Tuesday, June 10, 2025

Embers of the Hands: Hidden Histories of the Viking Age by Eleanor Barraclough - Book Review Five Stars

 

Book Review - Five Stars

Embers of the Hands: Hidden Histories of the Viking Age by Eleanor Barraclough

Excellent well-written and edited in-depth coverage of an era in history that ever after altered many generations to come. Worthy of more than five stars.

EXCERPTS:

Scandinavia as an interconnected cultural sphere involving other indigenous peoples who inhabited the peninsula. These groups did not necessarily share the same linguistic background or cultural practices as the Norse, and yet they were notable players in the Viking Age story. The most important of these were those known as Finnar by their Norse-speaking neighbors. They were the ancestors of Scandinavia’s modern-day Sámi population. For the most part, they were nomadic hunters and fishers with ready access to valuable Arctic furs and skins. Their primary territories ranged across the far north of what is now Norway, Sweden, Finland and Russia. Hailing from Arctic Norway, Ohthere himself made much of his wealth through trading with and collecting tribute from his neighbors. But the Norse–Sámi relationship was also characterized by intermarriage and cross-cultural influences. There is also archaeological evidence that the Sámi also operated in southern areas of Scandinavia.

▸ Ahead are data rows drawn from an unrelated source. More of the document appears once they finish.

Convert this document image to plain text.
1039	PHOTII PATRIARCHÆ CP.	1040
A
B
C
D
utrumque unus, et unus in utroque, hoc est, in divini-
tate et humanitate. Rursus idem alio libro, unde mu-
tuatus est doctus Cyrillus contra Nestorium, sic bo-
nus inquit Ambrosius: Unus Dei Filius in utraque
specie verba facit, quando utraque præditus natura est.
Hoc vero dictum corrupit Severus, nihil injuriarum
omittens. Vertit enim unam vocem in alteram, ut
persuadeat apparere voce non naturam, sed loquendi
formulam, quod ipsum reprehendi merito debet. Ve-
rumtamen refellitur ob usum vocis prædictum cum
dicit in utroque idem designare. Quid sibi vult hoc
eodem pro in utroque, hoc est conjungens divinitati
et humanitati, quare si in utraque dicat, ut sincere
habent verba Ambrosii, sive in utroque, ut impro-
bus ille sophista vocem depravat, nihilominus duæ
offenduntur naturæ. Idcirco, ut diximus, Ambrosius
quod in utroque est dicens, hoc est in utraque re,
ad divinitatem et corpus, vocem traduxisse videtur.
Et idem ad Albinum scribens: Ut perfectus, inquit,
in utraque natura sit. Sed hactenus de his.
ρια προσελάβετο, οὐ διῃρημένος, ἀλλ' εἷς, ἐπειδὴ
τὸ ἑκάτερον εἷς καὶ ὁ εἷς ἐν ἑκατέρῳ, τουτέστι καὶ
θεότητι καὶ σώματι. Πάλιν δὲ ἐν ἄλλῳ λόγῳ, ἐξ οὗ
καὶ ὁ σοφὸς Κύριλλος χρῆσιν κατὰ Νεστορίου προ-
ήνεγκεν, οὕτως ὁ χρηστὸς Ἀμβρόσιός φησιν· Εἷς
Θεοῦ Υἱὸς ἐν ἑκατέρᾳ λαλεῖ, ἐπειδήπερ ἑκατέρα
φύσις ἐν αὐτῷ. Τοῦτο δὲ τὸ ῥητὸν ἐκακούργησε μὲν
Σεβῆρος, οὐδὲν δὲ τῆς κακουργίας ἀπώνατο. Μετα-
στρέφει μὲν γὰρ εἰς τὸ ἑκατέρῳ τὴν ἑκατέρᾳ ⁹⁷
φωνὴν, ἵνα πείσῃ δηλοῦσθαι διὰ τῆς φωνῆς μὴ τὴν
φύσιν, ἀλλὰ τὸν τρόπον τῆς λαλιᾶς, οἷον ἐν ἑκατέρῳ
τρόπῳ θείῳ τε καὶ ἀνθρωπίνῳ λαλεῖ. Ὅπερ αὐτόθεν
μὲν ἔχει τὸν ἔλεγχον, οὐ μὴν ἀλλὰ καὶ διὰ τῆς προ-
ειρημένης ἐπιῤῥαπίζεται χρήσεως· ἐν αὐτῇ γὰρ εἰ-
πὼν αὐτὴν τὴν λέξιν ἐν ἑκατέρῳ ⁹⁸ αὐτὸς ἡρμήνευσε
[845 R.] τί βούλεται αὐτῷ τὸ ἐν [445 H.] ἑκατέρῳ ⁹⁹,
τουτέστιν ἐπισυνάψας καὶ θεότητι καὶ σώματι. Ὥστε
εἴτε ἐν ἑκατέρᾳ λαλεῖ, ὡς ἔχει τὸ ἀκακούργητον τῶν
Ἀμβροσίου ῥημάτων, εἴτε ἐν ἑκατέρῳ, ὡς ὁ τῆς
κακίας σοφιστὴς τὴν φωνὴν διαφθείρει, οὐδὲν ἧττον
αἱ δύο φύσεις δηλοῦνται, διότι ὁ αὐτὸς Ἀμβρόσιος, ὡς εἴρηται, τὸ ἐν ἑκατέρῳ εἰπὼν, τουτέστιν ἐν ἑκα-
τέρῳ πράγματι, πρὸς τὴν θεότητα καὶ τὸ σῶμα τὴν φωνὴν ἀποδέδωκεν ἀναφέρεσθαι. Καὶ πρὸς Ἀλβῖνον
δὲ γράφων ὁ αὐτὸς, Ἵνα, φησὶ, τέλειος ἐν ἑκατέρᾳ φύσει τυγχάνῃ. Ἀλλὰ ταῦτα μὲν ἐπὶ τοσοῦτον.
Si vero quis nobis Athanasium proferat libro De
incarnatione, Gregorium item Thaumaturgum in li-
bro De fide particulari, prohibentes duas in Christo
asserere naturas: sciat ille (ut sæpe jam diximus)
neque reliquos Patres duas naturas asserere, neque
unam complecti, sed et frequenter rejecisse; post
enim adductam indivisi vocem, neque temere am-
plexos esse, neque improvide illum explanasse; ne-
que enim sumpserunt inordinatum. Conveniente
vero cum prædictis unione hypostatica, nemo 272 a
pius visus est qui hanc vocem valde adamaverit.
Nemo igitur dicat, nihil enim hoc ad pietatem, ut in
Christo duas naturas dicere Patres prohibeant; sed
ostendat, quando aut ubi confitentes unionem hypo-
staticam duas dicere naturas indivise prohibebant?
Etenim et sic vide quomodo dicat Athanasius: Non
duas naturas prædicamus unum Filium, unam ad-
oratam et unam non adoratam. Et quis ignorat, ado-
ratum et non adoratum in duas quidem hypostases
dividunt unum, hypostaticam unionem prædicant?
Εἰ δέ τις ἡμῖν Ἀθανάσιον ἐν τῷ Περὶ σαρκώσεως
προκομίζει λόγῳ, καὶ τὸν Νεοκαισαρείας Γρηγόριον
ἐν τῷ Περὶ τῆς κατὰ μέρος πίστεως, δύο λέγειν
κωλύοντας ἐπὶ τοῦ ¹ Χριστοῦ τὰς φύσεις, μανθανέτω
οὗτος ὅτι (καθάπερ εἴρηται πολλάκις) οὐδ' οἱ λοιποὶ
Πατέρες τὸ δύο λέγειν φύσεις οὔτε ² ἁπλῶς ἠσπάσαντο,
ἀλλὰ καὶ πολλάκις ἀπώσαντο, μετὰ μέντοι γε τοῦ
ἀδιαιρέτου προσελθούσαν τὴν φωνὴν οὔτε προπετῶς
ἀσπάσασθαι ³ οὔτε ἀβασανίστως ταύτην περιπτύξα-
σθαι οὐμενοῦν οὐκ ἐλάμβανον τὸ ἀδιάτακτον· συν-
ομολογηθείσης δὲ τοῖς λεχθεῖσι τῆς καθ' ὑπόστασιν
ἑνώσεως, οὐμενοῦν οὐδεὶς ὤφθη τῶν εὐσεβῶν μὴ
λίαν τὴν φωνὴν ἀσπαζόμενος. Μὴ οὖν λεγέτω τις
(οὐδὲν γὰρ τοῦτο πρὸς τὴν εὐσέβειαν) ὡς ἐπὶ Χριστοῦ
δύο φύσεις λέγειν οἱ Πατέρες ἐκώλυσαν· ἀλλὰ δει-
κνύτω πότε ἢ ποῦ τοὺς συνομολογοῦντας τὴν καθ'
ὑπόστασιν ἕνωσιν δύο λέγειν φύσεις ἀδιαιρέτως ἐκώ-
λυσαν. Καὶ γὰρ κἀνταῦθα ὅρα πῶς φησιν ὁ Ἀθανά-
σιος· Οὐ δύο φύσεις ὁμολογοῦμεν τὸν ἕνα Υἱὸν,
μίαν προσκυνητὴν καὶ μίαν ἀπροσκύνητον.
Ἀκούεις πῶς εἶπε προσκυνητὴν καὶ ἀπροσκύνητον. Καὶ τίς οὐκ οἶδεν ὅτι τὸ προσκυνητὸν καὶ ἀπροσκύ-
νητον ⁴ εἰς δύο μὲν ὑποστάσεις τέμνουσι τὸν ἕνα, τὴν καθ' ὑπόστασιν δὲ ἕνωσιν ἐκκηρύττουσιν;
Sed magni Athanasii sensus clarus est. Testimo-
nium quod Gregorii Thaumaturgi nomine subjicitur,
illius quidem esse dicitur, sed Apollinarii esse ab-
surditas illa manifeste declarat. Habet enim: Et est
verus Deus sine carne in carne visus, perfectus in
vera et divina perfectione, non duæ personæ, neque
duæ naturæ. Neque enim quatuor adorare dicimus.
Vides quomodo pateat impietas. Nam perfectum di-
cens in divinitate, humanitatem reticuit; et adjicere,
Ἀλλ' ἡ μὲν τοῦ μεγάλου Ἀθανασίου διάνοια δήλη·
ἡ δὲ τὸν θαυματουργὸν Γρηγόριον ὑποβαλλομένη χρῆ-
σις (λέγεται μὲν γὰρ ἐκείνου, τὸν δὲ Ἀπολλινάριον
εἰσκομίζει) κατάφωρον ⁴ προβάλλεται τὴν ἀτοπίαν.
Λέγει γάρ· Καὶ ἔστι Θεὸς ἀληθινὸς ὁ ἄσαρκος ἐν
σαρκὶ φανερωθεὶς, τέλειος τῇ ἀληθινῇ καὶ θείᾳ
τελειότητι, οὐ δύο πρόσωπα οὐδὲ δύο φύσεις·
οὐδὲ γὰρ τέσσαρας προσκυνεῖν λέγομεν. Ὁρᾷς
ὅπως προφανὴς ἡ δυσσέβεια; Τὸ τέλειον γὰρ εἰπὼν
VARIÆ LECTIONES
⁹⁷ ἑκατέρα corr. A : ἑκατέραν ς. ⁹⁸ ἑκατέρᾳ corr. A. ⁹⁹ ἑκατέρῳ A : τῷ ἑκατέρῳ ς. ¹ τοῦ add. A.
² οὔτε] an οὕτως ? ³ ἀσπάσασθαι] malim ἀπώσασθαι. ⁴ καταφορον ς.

Through the eighth century the north began to develop rapidly in new ways. Much of this had to do with money. After the economic slump that followed the fall of the Western Roman Empire, a new influx of silver coins spread into northern Europe, lubricating the wheels of trade. Already by the year 700, new trading centers had sprung up on both sides of the English Channel. There was Quentovic, near Boulogne on the French coast; Hamwic, just outside what is now Southampton; Lundenwic, an Anglo-Saxon trading port upriver of the old Roman city of Londinium, where Westminster now stands; and Dorestad near the mouth of the Rhine, in the modern Netherlands.

The importance of food production, it is no surprise that the basic unit of Viking Age society was the farmstead. The people who lived on it tended to be largely self-sufficient. They grew, fished or hunted whatever they could, bartering with neighbors or itinerant merchants for anything else.

Other necessities, such as textiles, tools and building materials, were also produced at or near home. Animals were exploited down to the last useful sinew. The majority of the population lived close to subsistence levels much of the time, although fluctuating between scarcity and abundance from season to season and year to year. Life was tough and unrelenting, kept up through physical effort in the face of an uncompromising natural environment. Their material world was one of wood, wool, flax, bone, stone, leather and antler, hand-wrought and fashioned, with metal a precious commodity to be treasured and recycled.


The Norse world converted to Christianity far later than most of northern Europe. This means we have far more information about their pre-Christian beliefs and practices than, say, those of Anglo-Saxon England before the conversion. But on the other hand, this can lull us into a false sense of security. We need to remember that our written descriptions of Norse pagan practices and beliefs come from outside the system. Texts from the Viking Age itself were written by Christian or Islamic writers from other parts of the medieval world. They tended to be openly repulsed by whatever they deemed ‘pagan’, and reluctant or unable to understand it on its own terms. Later texts from within the Norse sphere itself were written well after the conversion to Christianity. This makes it difficult to know whether these accounts actually reflect what people did, said or believed centuries earlier.


There are times when love and lust lead to sex. There are times when sex leads to pregnancy, and times when it doesn’t. And both outcomes can prompt a range of emotions, from the very good to the very bad. Every single human living in the Viking Age was there because of sex and pregnancy. But it’s extraordinarily hard to find evidence of the experience of pregnancy, with all its complex emotions and potential outcomes, in either the written or the material record. Partly, this is a consequence of the fact that, if you had a womb, you probably didn’t have much of a voice in the official records, and so that limits the types of evidence available to us.